Writing novels set against an historical background

This is the second of my blogs on the Australian Review website: http://writinghistoricalnovels.com/2013/02/18/writing-novels-set-against...

There are two kinds of historical novel: those in which the history is the main thrust of the book, featuring real events and real people, written by authors who are also historians, and those in which the history is the background to the story. It is the setting of the book, not its raison d’etre. I write the latter.

That’s not to say I take liberties with history. I will not, for instance, change the dates or sequence of events to accommodate my plot. The plot must fit the history, not the other way about, and that is part of the attraction of writing historical novels, slotting the two together into a believable whole. Nor do I use real people as my main characters, though they might appear as subsidiary characters. Even then their temperament and dialogue must be compatible with the kind of person they were known to be. Nor would I place them in situations where they would never be just to help my story along. When writing about the Napoleonic wars, I could hardly avoid mentioning Wellington, and I have occasionally given the Prince Regent a line or two of dialogue in my Regency novels.

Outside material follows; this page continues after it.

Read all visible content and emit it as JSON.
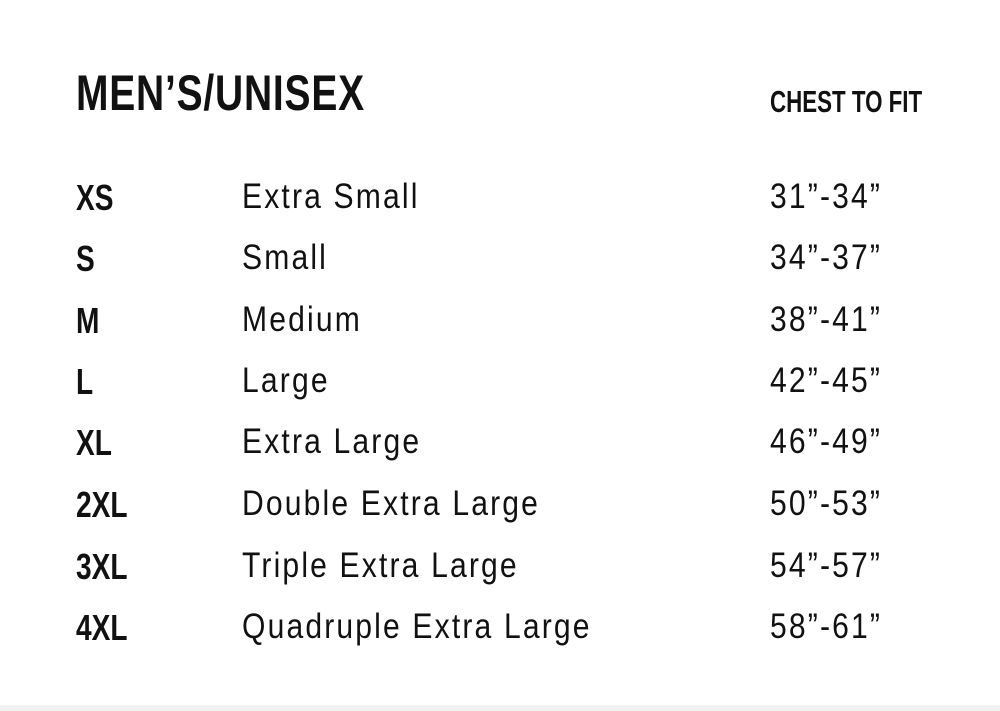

I don’t know which comes first, the plot or the setting; it could be either or both together. Sometimes a story, by its very nature, cries out for a particular era or background - Medieval, Regency, Georgian or Victorian - or it could have happened at almost any time in history, human nature being what it is. The gamut of human emotions and motivations don’t change down the centuries, except in the way they are expressed. Taboos and morals, too, change over the years; what is right for one period would be frowned on in another. Some eras are more openly permissive than others, some more lawless. Poverty and wealth have always gone hand in hand, sometimes the poverty is stressed, sometimes the wealth. It is important not to give modern motives and reactions to historical characters.

Whatever era I choose to write about, I begin by reading. I collect and read dozens of books on the subject. I make no notes at this stage, simply absorb the ambience of the age, how people thought and felt, how they dressed, what they ate, how they travelled, how they communicated until I get a real feel for the times. Not until then do I plot my book and it is then I go back and research the particular events that I need to include. I make a time-line of real events and another of my plot and slot them together into one chronological list. Not until that is in place do I start to write.

That’s not to say it doesn’t go wrong on occasion - more frequently than I would like. My characters have a habit of doing their own thing. They are so real to me that when I am writing their dialogue, I am listening to them talking and simply writing down what they are saying. Sometimes they say something I haven’t expected, and when I get to the end of the scene I find myself asking, ‘Now why did he/she say that?’ Nothing to do with me at all!

If what they have said changes the way the story is going, then I have to make up my mind whether to rewrite the scene and force them back into line or go with the flow. I usually go with the flow because if they are speaking and acting in character, which they certainly ought to be, they surely know best. I often find myself changing what happens next to accommodate them and sometimes even rewriting some of the plot, and that’s not easy when you have a historical timeline to adhere to. But it’s all part of the challenge. It’s a funny thing but when it’s done and the book published, it’s impossible to tell that wasn’t always how it was meant to be. My characters have served me well.